Jerry the caller's point was that when these evil maniacs pop up, they get an instant and grandiose "reward" for their heinous acts by seeing themselves plastered all over front pages and television and all other forms of media (which, incidentally, have become too numerous any more to lend themselves to an easily inclusive roll-off-the-tongue phrase).

Jerry begged that we impose a sort of blackout on ourselves to deprive would be mass killers of this incentive.  "Let's hear the names of the victims," Jerry beseeched, "Who cares about this guy? Let's hear the names of the victims in the newscasts instead."

Jerry has a good point. Not just a good point, a point I embrace with the same passion that he so clearly conveyed to the radio and streaming audience.  Everyone who comes to this blog knows, or soon figures out, that A SUDDEN SHOT: THE PHOENIX SERIAL SHOOTER is my flagship project, my home base. Four years after writing that book, I would LOVE to forget the name of Dale Hausner. I have trouble even typing his name now. Even while writing the book, sometimes I avoided using his name on the page, opting instead for pronouns and other substitutes. I couldn't stand to give him any more ink than I had to. Typing his name seemed especially personal and I had to tamp down my disgust whenever I did so. I still do.

Dale Hausner definitely enjoys his infamy and it will likely turn out that Holmes does, too. But there is something far more powerful driving these men than a desire for fame. There are many, many other ways of achieving fame. Dale tried comedy, cable TV, and (quasi) professional photography. For Holmes, real fame seemed within reach as he pursued his elite science education and research goals.  As a young man of just 24, he could realistically still dream of the big invention, the Nobel Prize, the major patent. So what if he had setbacks?  Who doesn't?  That's called adulthood.

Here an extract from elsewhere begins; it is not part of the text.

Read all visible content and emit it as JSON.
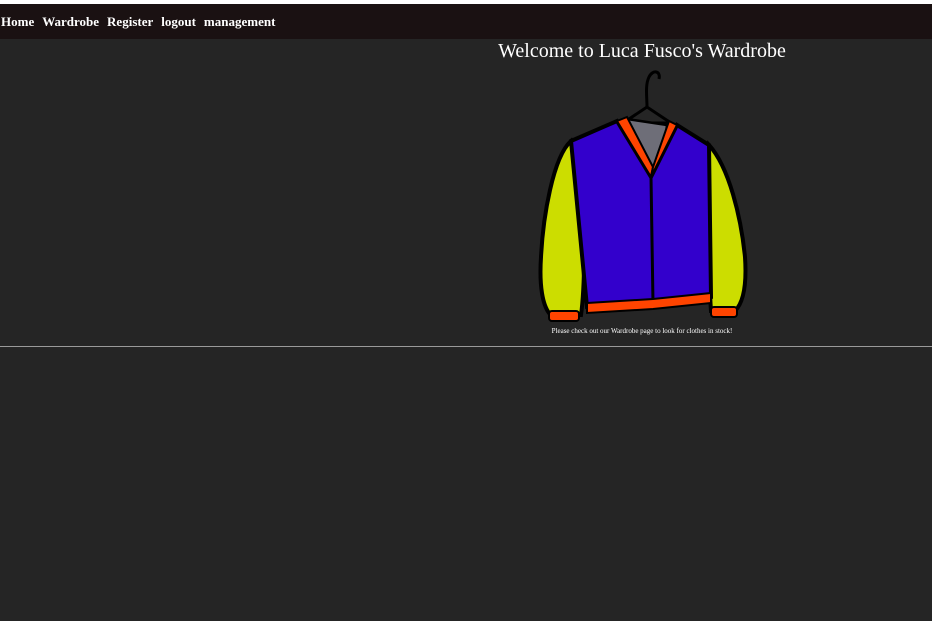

In my work with mass-spree-serial (a distinction without a difference for purposes of this discussion) killers, I can not say that depriving them of fame would change their behavior.

What is driving them to aim their sweaty rifles at perfect strangers is not a desire for headlines but a desire to kill.  Remove that desire, then you can change their behavior.

Nobody knows how to do that yet. Psychologists, priests, prophets, and philosophers all over the world are working on that one.  The collective amount of blood, sweat, and tears that have gone into this effort is immeasurable. The first one who figures it out certainly will achieve lasting fame.

In the meantime, can we at least slow down these guys down in some way by blotting out their names and faces from news coverage, as Jerry begs us to do?  Over the weekend, Colorado Governor John Hickenlooper referred to the terrible man in the bullet proof gear as "Suspect A," putting into action Jerry the caller's sentiment.  I like the Governor's gesture. But he can do that because he is speaking from his own heart. He is not responsible for keeping the public informed in the same way that a news professional is.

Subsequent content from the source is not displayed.